1990 yılında başlayan 14. Dönem TİS görüşmeleri de çetin geçer. 1989 yılında, ülke genelinde yükselen sendikal mücadele ve demokrasi mücadelesi, Zonguldak bölgesinde de yansımalarını bulmuştur. Dönemin siyasi sorumlularının uzlaşmaz ve tehdit dolu, tutum ve davranışları, GMİS yeni Genel Başkanı Şemsi Denizer ve yeni Yönetim Kurulu tarafından, önce Zonguldak sonra ülke kamuoyuna anlatılır. Siyasi iktidarın amaçları, uygulanan ekonomik politikalar ve TTK’daki gelişmeler teşhir edilir. Taşkömürünün ve Zonguldak’ın
ülkemiz için önemi her ortamda dile getirilir.
Tarihinden aldığı güçle, maden işçisi ve yöre halkı tek yürek tek ses olur. Türkiye demokrasi güçleri mücadeleye sahip çıkar ve ocakları kapatmaktan söz edenler başarılı olamaz. Az da olsa ücretlerde iyileşme sağlanmıştır. Daha önemlisi, taşkömürüne, maden ocaklarına herkes sahip çıkmıştır. Zonguldak gerçeğini tüm dünya öğrenmiştir.

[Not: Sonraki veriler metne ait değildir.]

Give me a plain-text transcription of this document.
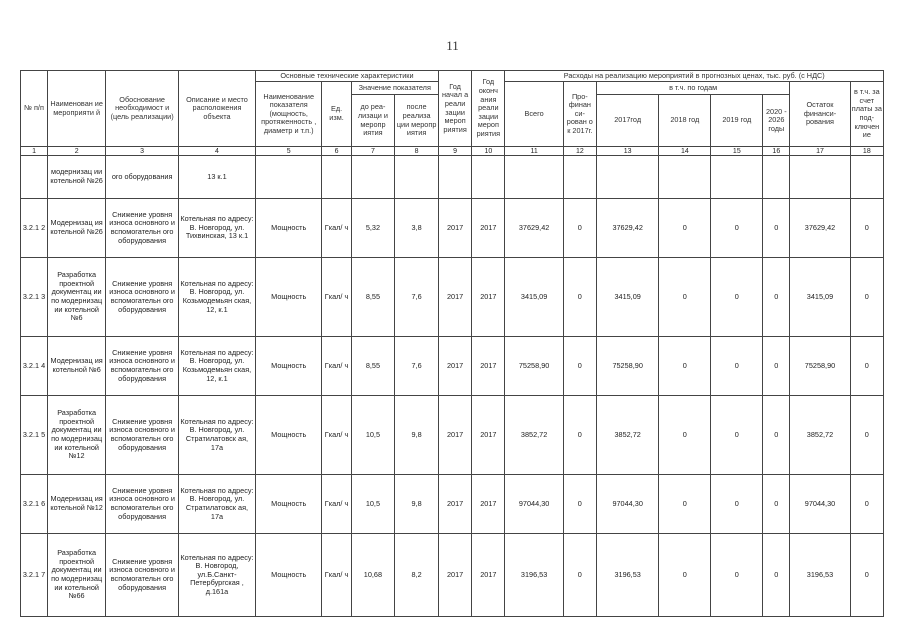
11
№ п/п	Наименован ие мероприяти й	Обоснование необходимост и (цель реализации)	Описание и место расположения объекта	Основные технические характеристики				Год начал а реали зации мероп риятия	Год оконч ания реали зации мероп риятия	Расходы на реализацию мероприятий в прогнозных ценах, тыс. руб. (с НДС)							
				Наименование показателя (мощность, протяженность , диаметр и т.п.)	Ед. изм.	Значение показателя				Всего	Про- финан си- рован о к 2017г.	в т.ч. по годам				Остаток финанси- рования	в т.ч. за счет платы за под- ключен ие
						до реа- лизаци и меропр иятия	после реализа ции меропр иятия					2017год	2018 год	2019 год	2020 - 2026 годы		
1	2	3	4	5	6	7	8	9	10	11	12	13	14	15	16	17	18
	модернизац ии котельной №26	ого оборудования	13 к.1														
3.2.1 2	Модернизац ия котельной №26	Снижение уровня износа основного и вспомогательн ого оборудования	Котельная по адресу: В. Новгород, ул. Тихвинская, 13 к.1	Мощность	Гкал/ ч	5,32	3,8	2017	2017	37629,42	0	37629,42	0	0	0	37629,42	0
3.2.1 3	Разработка проектной документац ии по модернизац ии котельной №6	Снижение уровня износа основного и вспомогательн ого оборудования	Котельная по адресу: В. Новгород, ул. Козьмодемьян ская, 12, к.1	Мощность	Гкал/ ч	8,55	7,6	2017	2017	3415,09	0	3415,09	0	0	0	3415,09	0
3.2.1 4	Модернизац ия котельной №6	Снижение уровня износа основного и вспомогательн ого оборудования	Котельная по адресу: В. Новгород, ул. Козьмодемьян ская, 12, к.1	Мощность	Гкал/ ч	8,55	7,6	2017	2017	75258,90	0	75258,90	0	0	0	75258,90	0
3.2.1 5	Разработка проектной документац ии по модернизац ии котельной №12	Снижение уровня износа основного и вспомогательн ого оборудования	Котельная по адресу: В. Новгород, ул. Стратилатовск ая, 17а	Мощность	Гкал/ ч	10,5	9,8	2017	2017	3852,72	0	3852,72	0	0	0	3852,72	0
3.2.1 6	Модернизац ия котельной №12	Снижение уровня износа основного и вспомогательн ого оборудования	Котельная по адресу: В. Новгород, ул. Стратилатовск ая, 17а	Мощность	Гкал/ ч	10,5	9,8	2017	2017	97044,30	0	97044,30	0	0	0	97044,30	0
3.2.1 7	Разработка проектной документац ии по модернизац ии котельной №66	Снижение уровня износа основного и вспомогательн ого оборудования	Котельная по адресу: В. Новгород, ул.Б.Санкт- Петербургская , д.161а	Мощность	Гкал/ ч	10,68	8,2	2017	2017	3196,53	0	3196,53	0	0	0	3196,53	0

1980 sonrası, IMF ve Dünya Bankası’nın dayattığı ekonomik politikaları rahatça uygulayabilen siyasi kadrolar, ekonomik programda önerildiği gibi, taşkömürü üzerinde rahatça oyun oynayamayacaklarını, dolayısıyla Demir-Çelik sektörünü kolayca kontrol altına alamayacaklarını görürler.
1990 sonrası daha sinsice planlar uygulamaya konulur. Yukarıda da ifade edildiği gibi göz göre göre batağa sürüklenen Türkiye Taşkömürü Kurumu içerden ve dışardan saldırılarla sürekli yıpratılır.